RÉSISTONS A LA CONFUSION DES GENRES (Editorial de Michel LOBE)

L’incursion de certains camerounais se réclamant de la diaspora dans l’ambassade du Cameroun en France est malsaine. Elle démontre un comportement de voyous sans idéal. La violence et la mise à sac des documents administratifs relèvent de l’irresponsabilité et d’une pathologie qui ne peut trouver un écho favorable dans leurs revendications.

Nous avons le droit et le devoir de honnir ces goujats qui ne peuvent concourir à la construction de notre pays. Ces agissements sont condamnables.

Mais nous ne devons pas céder à nos émotions car le Cameroun traverse une période de turbulence dont le régime en place porte l’entière responsabilité.

En effet, le retrait de la Coupe d’Afrique des Nations (CAN) aurait pu inspirer Paul Biya. Il avait l’opportunité de se débarrasser d’une équipe rompue à la corruption et à la falsification de la vérité. Il pouvait constituer un gouvernement d’union nationale pour sa dernière tournée. Il n’a pas saisi l’occasion.

Devons-nous conclure hâtivement que Paul Biya n’a plus la connaissance de ses dossiers? Cette assertion trouve sa juste valeur dans la répartition des postes ministériels. Les responsables du retrait de la CAN qui ont dilapidé les milliards sont toujours aux affaires. Ils ont même pris du galon.

L’échec de la CAN a mis au grand jour les errements et les approximations du pouvoir en place. La colère du peuple, dans un système répressif et policier a été étouffée. Mais des prémices commencent à fissurer le mur en béton construit depuis des décennies. Le peuple a besoin de s’exprimer et de lâcher sa colère.

Face à une opposition que le système broie d’une main de fer, la rue commence à balbutier. L’arrestation de Maurice Kamto et de ses partisans pour des chefs d’inculpation arbitraires met en lumière la panique qui s’installe en hauteur.

La diversion comme mode de gouvernance

Le discours de la rue, bien relayé par les médias sociaux, est la preuve cinglante que le pouvoir vient de jeter dans la mare un thème «fédérateur»: le tribalisme. Le bien nommé Maurice Kamto en serait le promoteur. Mais nous ne pouvons ignorer que le pouvoir en profite pour mieux asservir l’éveil des consciences.

Ainsi, la diversion comme mode de gouvernance, n’a pas seulement pour but de détourner les citoyens de la vérité. Elle permet aussi de focaliser leur attention sur des thèmes condamnables. Dans la configuration qui nous intéresse à l’heure actuelle, le tribalisme est au centre de tous les débats. Maurice Kamto est le responsable désigné du chaos qui se profile.

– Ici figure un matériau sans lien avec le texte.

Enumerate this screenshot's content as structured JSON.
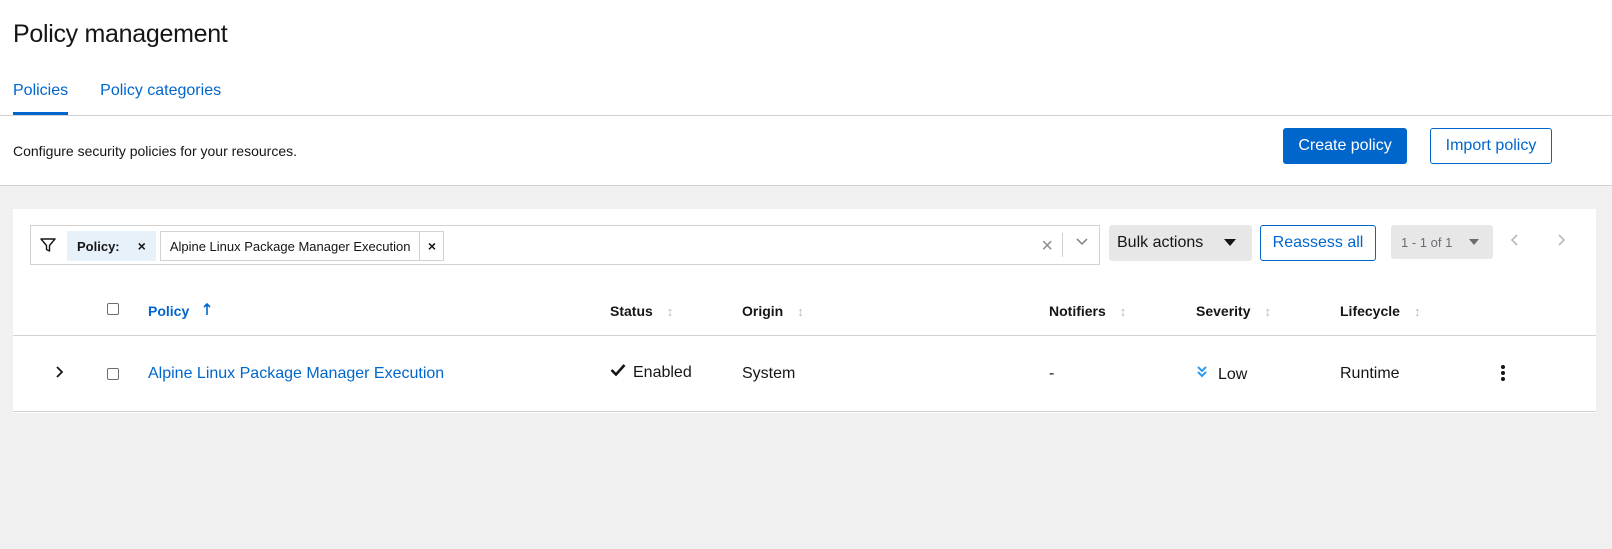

La solution du tout répressif est une erreur du pouvoir car d’autres Kamto émergeront. Ne fallait-il pas débattre des vrais problèmes? Résistons à la confusion des genres qui nous éloigne de l’essentiel: l’émergence du Cameroun au cours du troisième millénaire. Pour y parvenir, nous devons engager nos forces contre la corruption, la délinquance financière, le népotisme, l’analphabétisme, le tribalisme et le clientélisme.

Avec la cacophonie qui s’installe, nous donnons au pouvoir l’occasion de justifier sa politique répressive et caporaliste.

Le tribalisme est un fléau à combattre sans réserve. Mais il n’est pas seulement l’apanage des bamilékés. Il sert de levier au pouvoir actuel. Et c’est répréhensible en démocratie. Les vrais problèmes ne sont pas débattus. Le pouvoir en place monte au créneau pour dénoncer le risque d’éclatement du peuple avec des relents de tribalisme.

Le vrai tribalisme est au sommet de l’État. Les thuriféraires du régime s’en servent comme d’un étendard. Kamto et les bamilékés sont montrés du doigt. Le rouleau compresseur du RDPC détourne le citoyen de l’essentiel alors que la répression s’abat sur l’opposition. L’eau, l’électricité et le repas quotidien ne sont pas assurés.

Le Cameroun est confronté à une pauvreté galopante. Les inégalités sont criardes. Les injustices et le mépris du petit citoyen n’interpellent plus personne. Nous sommes tous otages d’un système qui bafoue la liberté et qui veut retourner la situation en fabricant des boucs émissaires.

Sommes-nous assez bêtes pour croire que le tribalisme d’État est moins corrosif que le tribalisme bamiléké? Tous les tribalismes sont à combattre.